Toshiki Kuno, Keiichi Fukuda, et al
Chronic lung disease (CLD), including chronic obstructive pulmonary disease (COPD), chronic bronchitis, and emphysema, is a common comorbidity in coronary artery disease patients undergoing percutaneous coronary intervention (PCI). CLD and coronary artery disease share a common and significant risk factor: tobacco smoking. COPD is known to increase the risk of cardiovascular disease two- to threefold1,2. Systemic inflammation is present in patients with moderate-to-severe airflow obstruction and is associated with an increased risk of cardiac injury3. The World Health Organization stated that COPD is the fourth leading cause of mortality worldwide, and it could become the third leading cause by 2030.

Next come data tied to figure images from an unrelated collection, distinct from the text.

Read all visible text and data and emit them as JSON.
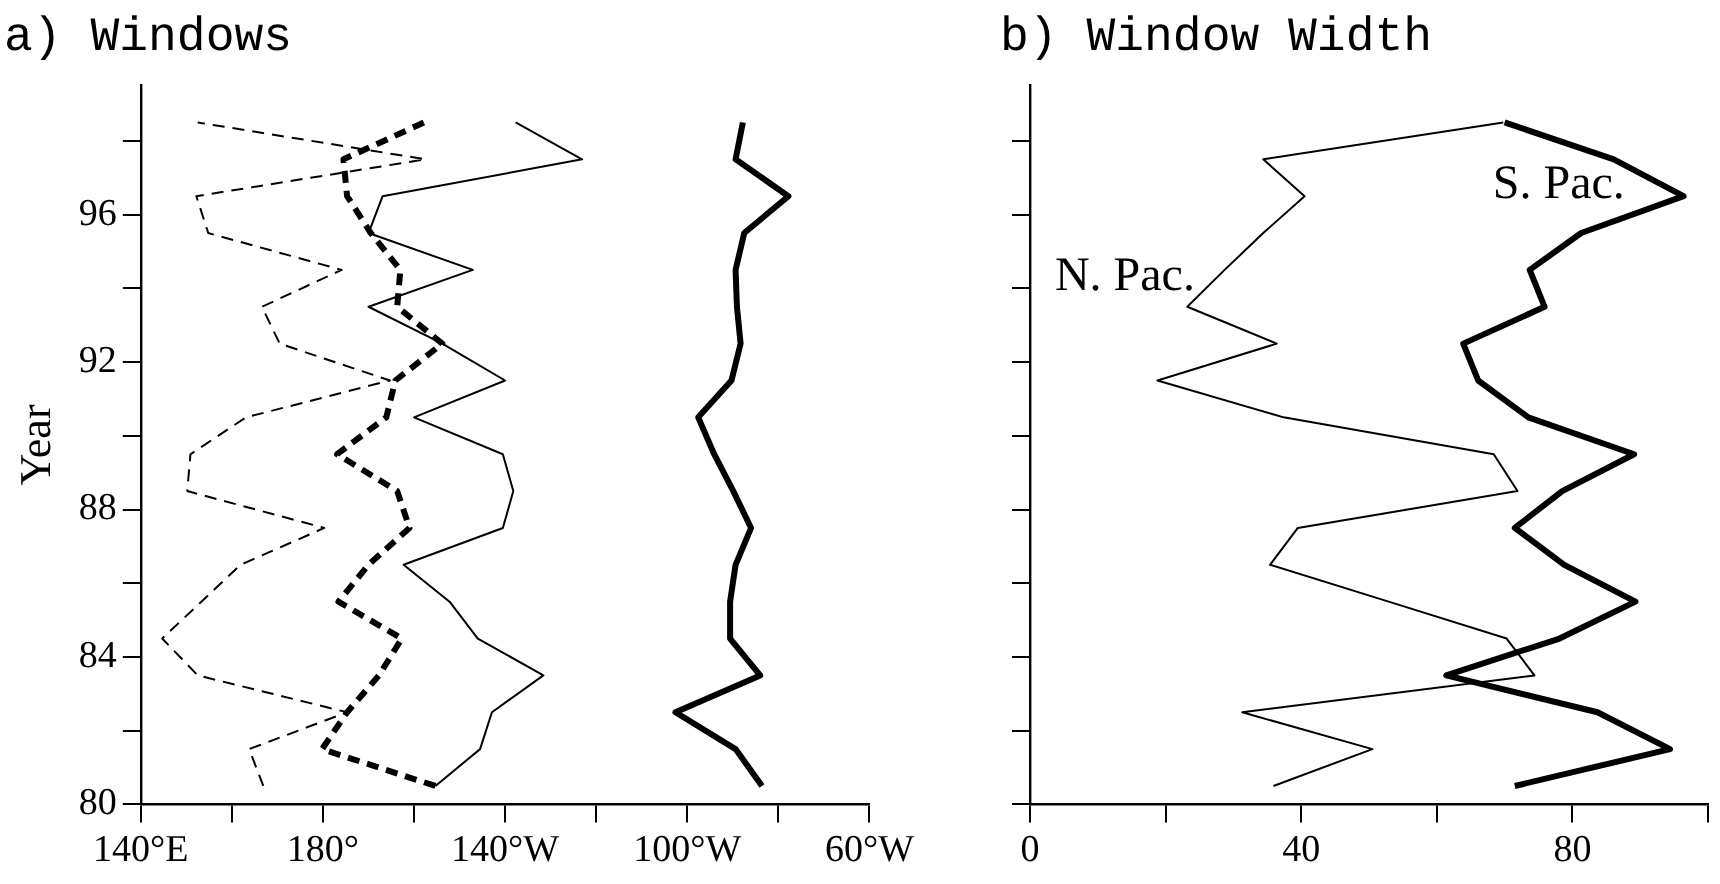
{
  "chart_data": [
    {
      "type": "line",
      "title": "a) Windows",
      "ylabel": "Year",
      "xlim": [
        140,
        300
      ],
      "ylim": [
        80,
        99.5
      ],
      "xticks": [
        {
          "value": 140,
          "label": "140°E"
        },
        {
          "value": 160,
          "label": null
        },
        {
          "value": 180,
          "label": "180°"
        },
        {
          "value": 200,
          "label": null
        },
        {
          "value": 220,
          "label": "140°W"
        },
        {
          "value": 240,
          "label": null
        },
        {
          "value": 260,
          "label": "100°W"
        },
        {
          "value": 280,
          "label": null
        },
        {
          "value": 300,
          "label": "60°W"
        }
      ],
      "yticks": [
        80,
        {
          "value": 82,
          "label": null
        },
        84,
        {
          "value": 86,
          "label": null
        },
        88,
        {
          "value": 90,
          "label": null
        },
        92,
        {
          "value": 94,
          "label": null
        },
        96,
        {
          "value": 98,
          "label": null
        }
      ],
      "series": [
        {
          "color": "#000000",
          "line_style": "dashed",
          "x": [
            166.9,
            163.8,
            185.3,
            152.5,
            144.7,
            153.3,
            161.9,
            180.3,
            150.2,
            150.9,
            163.1,
            194.7,
            170.5,
            166.6,
            184.1,
            154.8,
            152.2,
            202.5,
            152.5
          ],
          "values": [
            80.5,
            81.5,
            82.5,
            83.5,
            84.5,
            85.5,
            86.5,
            87.5,
            88.5,
            89.5,
            90.5,
            91.5,
            92.5,
            93.5,
            94.5,
            95.5,
            96.5,
            97.5,
            98.5
          ]
        },
        {
          "color": "#000000",
          "line_style": "dashed",
          "x": [
            204.7,
            179.8,
            185.3,
            192.3,
            197.3,
            183.4,
            190,
            199,
            196.3,
            183.1,
            193.9,
            195.9,
            206.2,
            196.3,
            197,
            190.5,
            185.3,
            184.5,
            202.2
          ],
          "values": [
            80.5,
            81.5,
            82.5,
            83.5,
            84.5,
            85.5,
            86.5,
            87.5,
            88.5,
            89.5,
            90.5,
            91.5,
            92.5,
            93.5,
            94.5,
            95.5,
            96.5,
            97.5,
            98.5
          ]
        },
        {
          "color": "#000000",
          "line_style": "solid",
          "x": [
            204.7,
            214.5,
            217.1,
            228.4,
            214,
            207.8,
            197.7,
            219.5,
            221.8,
            219.5,
            200,
            220,
            206.2,
            190,
            212.9,
            190,
            193.1,
            236.9,
            222.3
          ],
          "values": [
            80.5,
            81.5,
            82.5,
            83.5,
            84.5,
            85.5,
            86.5,
            87.5,
            88.5,
            89.5,
            90.5,
            91.5,
            92.5,
            93.5,
            94.5,
            95.5,
            96.5,
            97.5,
            98.5
          ]
        },
        {
          "color": "#000000",
          "line_style": "solid",
          "x": [
            276.4,
            270.6,
            257.4,
            276,
            269.4,
            269.4,
            270.6,
            274,
            270.1,
            265.9,
            262.4,
            269.7,
            271.7,
            270.9,
            270.6,
            272.5,
            282.2,
            270.6,
            272.2
          ],
          "values": [
            80.5,
            81.5,
            82.5,
            83.5,
            84.5,
            85.5,
            86.5,
            87.5,
            88.5,
            89.5,
            90.5,
            91.5,
            92.5,
            93.5,
            94.5,
            95.5,
            96.5,
            97.5,
            98.5
          ]
        }
      ]
    },
    {
      "type": "line",
      "title": "b) Window Width",
      "xlim": [
        0,
        100
      ],
      "ylim": [
        80,
        99.5
      ],
      "tick_labels": "x",
      "xticks": [
        0,
        {
          "value": 20,
          "label": null
        },
        40,
        {
          "value": 60,
          "label": null
        },
        80,
        {
          "value": 100,
          "label": null
        }
      ],
      "yticks": [
        80,
        {
          "value": 82,
          "label": null
        },
        84,
        {
          "value": 86,
          "label": null
        },
        88,
        {
          "value": 90,
          "label": null
        },
        92,
        {
          "value": 94,
          "label": null
        },
        96,
        {
          "value": 98,
          "label": null
        }
      ],
      "series": [
        {
          "name": "N. Pac.",
          "color": "#000000",
          "line_style": "solid",
          "x": [
            35.9,
            50.5,
            31.3,
            74.4,
            70.3,
            52.9,
            35.4,
            39.5,
            71.9,
            68.4,
            37.4,
            18.8,
            36.4,
            23.2,
            28.7,
            34.4,
            40.5,
            34.4,
            69.8
          ],
          "values": [
            80.5,
            81.5,
            82.5,
            83.5,
            84.5,
            85.5,
            86.5,
            87.5,
            88.5,
            89.5,
            90.5,
            91.5,
            92.5,
            93.5,
            94.5,
            95.5,
            96.5,
            97.5,
            98.5
          ]
        },
        {
          "name": "S. Pac.",
          "color": "#000000",
          "line_style": "solid",
          "x": [
            71.5,
            94.4,
            83.7,
            61.4,
            78.1,
            89.3,
            78.8,
            71.5,
            78.5,
            89.1,
            73.5,
            66.1,
            63.9,
            75.9,
            73.7,
            81.3,
            96.4,
            86.1,
            70
          ],
          "values": [
            80.5,
            81.5,
            82.5,
            83.5,
            84.5,
            85.5,
            86.5,
            87.5,
            88.5,
            89.5,
            90.5,
            91.5,
            92.5,
            93.5,
            94.5,
            95.5,
            96.5,
            97.5,
            98.5
          ]
        }
      ]
    }
  ]
}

The prevalence of CLD is lower in East Asian countries. Previous studies from Japan showed that CLD was present in only 2.4% of ischaemic heart disease patients4, which is comparatively low compared to Western studies (ranging from 6.0% to 13.9%)5,6. However, the prevalence of COPD continues to increase in Japan and in many Asian countries7 due to increases in cigarette smoking, air pollution, and the ageing population. In Japan, CLD is currently the ninth cause of mortality but is not widely recognised as an important comorbidity in patients with ischaemic heart disease8.
However, the prognostic impact of CLD in acute coronary syndrome (ACS) has not been thoroughly investigated. Therefore, we aimed to clarify the effects of CLD on in-hospital mortality, post-procedural complications, and discharge medications in ACS patients undergoing PCI in a multicentre registry.